For dinner in Red Hook, keep it casual and seafood-forward so you’re not overcomplicating the night before your sail. The marina area has a good mix of Caribbean plates and waterfront spots; look for places around the harbor where you can get grilled fish, conch fritters, or a simple rum drink without a long wait. Budget about US$25–50 per person depending on what you order, and aim to finish with enough time to reach the waterfront in Charlotte Amalie for your Champagne sunset sail from Margaritaville. Check in a little early so you’re not sprinting, then enjoy the easy evening transfer south; if you’re driving, build in extra time for waterfront traffic and parking, since sunset is when everyone else has the same idea.
Start your last day by heading down from Mafolie into Charlotte Amalie Historic District early, before cruise-day foot traffic thickens and the sidewalks get warm. It’s a short downhill taxi ride—usually 10–15 minutes, a little longer if traffic is stacking near the waterfront—and worth leaving by around 8:30 or 9:00 a.m. so you can wander at an easy pace. This is the best time for one more round of photos of the harbor, pastel façades, and the famous stone steps without feeling like you’re racing the clock. A quick look through the little shops on Main Street and Dronningens Gade is the right move here: grab any last gifts, local spices, or duty-free bottles now rather than trying to squeeze it in later.
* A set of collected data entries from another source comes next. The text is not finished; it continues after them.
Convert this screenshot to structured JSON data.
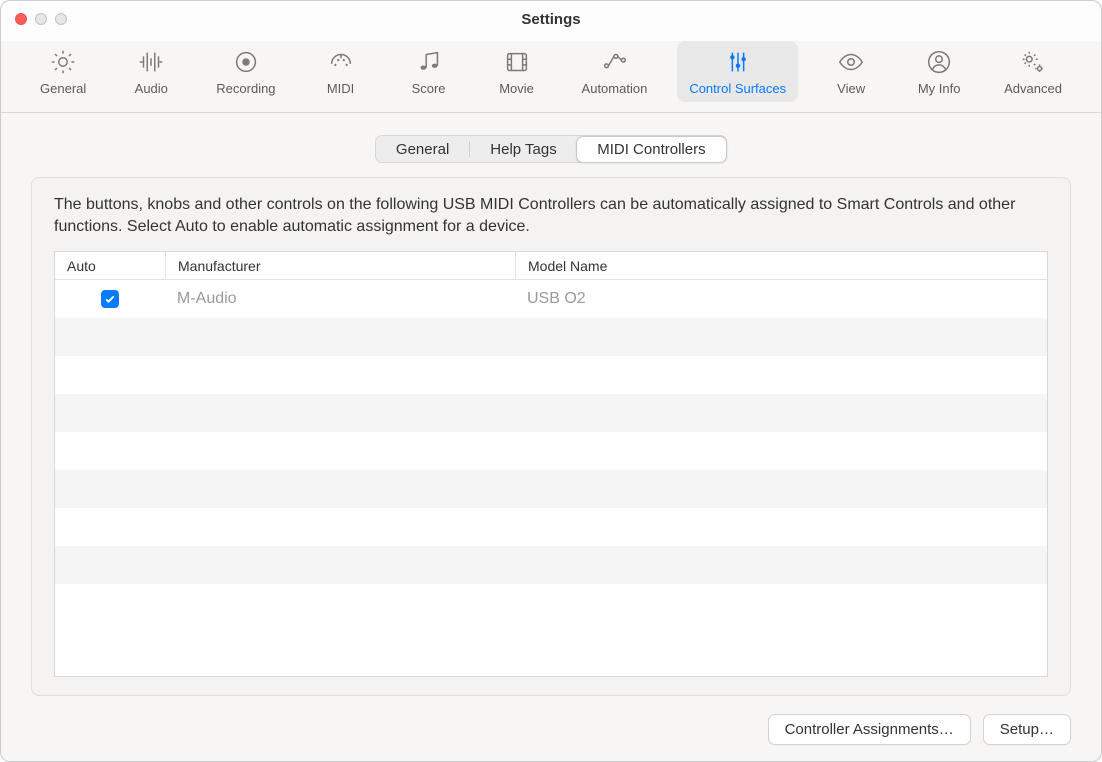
{
  "window": {
    "title": "Settings"
  },
  "toolbar": {
    "items": [
      {
        "key": "general",
        "label": "General"
      },
      {
        "key": "audio",
        "label": "Audio"
      },
      {
        "key": "recording",
        "label": "Recording"
      },
      {
        "key": "midi",
        "label": "MIDI"
      },
      {
        "key": "score",
        "label": "Score"
      },
      {
        "key": "movie",
        "label": "Movie"
      },
      {
        "key": "automation",
        "label": "Automation"
      },
      {
        "key": "control-surfaces",
        "label": "Control Surfaces"
      },
      {
        "key": "view",
        "label": "View"
      },
      {
        "key": "my-info",
        "label": "My Info"
      },
      {
        "key": "advanced",
        "label": "Advanced"
      }
    ],
    "active": "control-surfaces"
  },
  "tabs": {
    "items": [
      "General",
      "Help Tags",
      "MIDI Controllers"
    ],
    "active": 2
  },
  "description": "The buttons, knobs and other controls on the following USB MIDI Controllers can be automatically assigned to Smart Controls and other functions. Select Auto to enable automatic assignment for a device.",
  "table": {
    "columns": [
      "Auto",
      "Manufacturer",
      "Model Name"
    ],
    "rows": [
      {
        "auto": true,
        "manufacturer": "M-Audio",
        "model": "USB O2"
      }
    ],
    "empty_row_count": 7
  },
  "footer": {
    "controller_assignments": "Controller Assignments…",
    "setup": "Setup…"
  }
}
From there, continue on foot to Fort Christian, one of the island’s most recognizable landmarks and a nice compact history stop before you fly out. It usually takes about 45 minutes to an hour if you actually read the exhibits and walk the grounds, and the entry fee is modest when it’s open to the public. The fort sits right in the center of town, so you don’t need to overthink transportation—just keep moving at a walking pace and enjoy the old-town rhythm.
A few blocks away, stop at the St. Thomas Synagogue, a small but deeply important heritage site that adds real texture to the island’s story. It’s an easy 30–45 minute visit, and the sand floor inside is the detail most people remember long after they leave. Dress respectfully, check opening hours the day before if you can, and keep in mind that hours can be limited or irregular on quieter weekdays. The walk between these stops is part of the charm, with steep lanes, ironwork balconies, and glimpses of the harbor in between.
For lunch, settle into Greenhouse Restaurant on the waterfront in Charlotte Amalie. It’s one of the easiest pre-airport meals because the menu is broad, the views are good, and service is usually geared toward travelers who need a relaxed but efficient stop. Expect roughly $25–45 per person depending on whether you keep it simple or go for a couple of drinks. Give yourself about an hour to an hour and a half here, and don’t cut it too close—this is your last real chance to sit down, cool off, and get one more harbor view before heading out.
After lunch, head straight from Charlotte Amalie to Cyril E. King Airport (STT) and keep the departure plan simple: leave downtown about 2.5–3 hours before your flight, especially if you need to return a rental car or if there’s any chance of traffic on the approach road. The drive is short—often 10–20 minutes from the waterfront area—but the real time sink is check-in, bag drop, and security, which can move slowly when multiple flights are departing around the same window. If you find yourself with a little extra time, use it only for a quick coffee or snack near the airport; otherwise, just get through the terminal and let the trip wind down on its own.